LA MERAVIGLIOSA FIABA VERA DI GEEL, PARADISO DEI MATTI

La leggenda narra che, in una terra d’Irlanda, nel VII secolo, un re, rimasto vedovo, si innamora della figlia, per la forte rassomiglianza con la madre. La principessa, cristiana devota, scappa per fuggire dalla follia paterna, ma viene inseguita, ritrovata nella cittadina belga di Geel e, all’ennesimo rifiuto di sposarlo, viene uccisa dal padre incestuoso.

Nel 1200, con il ritrovamento dei resti, nasce la venerazione per santa Dimpna, questo il nome della principessa, a cui vengono attribuite miracolose guarigioni di persone con problemi mentali. Ha così inizio il pellegrinaggio di famiglie con pazienti psichici. Per loro si costruisce una cappella, e successivamente un sanatorio. Dimpna da allora è considerata protettrice di questi pazienti.

Nel seguire del tempo, le famiglie di Geel accettarono di accogliere questi pazienti in cambio di piccole somme o del loro lavoro, generalmente agricolo. Queste stesse famiglie del luogo, in una tradizione secolare che dura tuttora, svilupparono competenze efficaci per la cura di queste persone, dando vita al primo esperimento di comunità terapeutica per malati mentali, nato al di fuori dei canoni della medicina tradizionale.

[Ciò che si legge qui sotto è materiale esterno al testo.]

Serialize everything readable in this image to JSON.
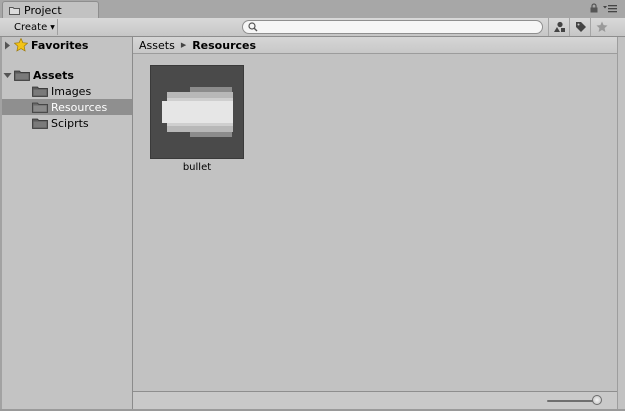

Di questo esempio di integrazione, che dura ben sette secoli, parla un bel libro di Renzo Villa, dedicato proprio a Geel, la città dei matti. Questa pratica sociale, prima guardata con scetticismo dalla medicina ufficiale, in quanto in aperta opposizione alla prevalente logica manicomiale, ha ricevuto interesse e crescente consenso a partire dalla seconda metà del XIX secolo. Il sistema delle case-famiglia di Geel, che ha raggiunto il suo culmine nel 1938, quando nella cittadina erano ospitati circa 3800 pazienti, è tuttora attivo, e inevitabilmente negli ultimi decenni è stato istituzionalizzato, con l’intervento statale che paga le rette e fissa i criteri di adeguatezza delle famiglie affidatarie. Nel 2006 il numero di pazienti è sceso a 400, di cui molti anziani, un numero persino inferiore a quello del 1855, quando fu iniziata la rilevazione.

Cosa ci insegna questa vicenda? Il primo dato è che per secoli i pazienti hanno vissuto tra la popolazione senza che ciò abbia provocato incidenti. Il secondo è che le famiglie di Geel hanno sviluppato un’attitudine all’accoglienza, tramandata tra le generazioni, ignorando lo stigma che abitualmente circonda la salute mentale. Si tratta di un modello di inclusione che andrebbe quanto meno studiato: ciò che veniva rifiutato altrove, fu accettato, integrato e alla fine ha prodotto una fusione vantaggiosa per tutti.

Se sia ripetibile toccherebbe a noi, nel resto del mondo, dimostrarlo.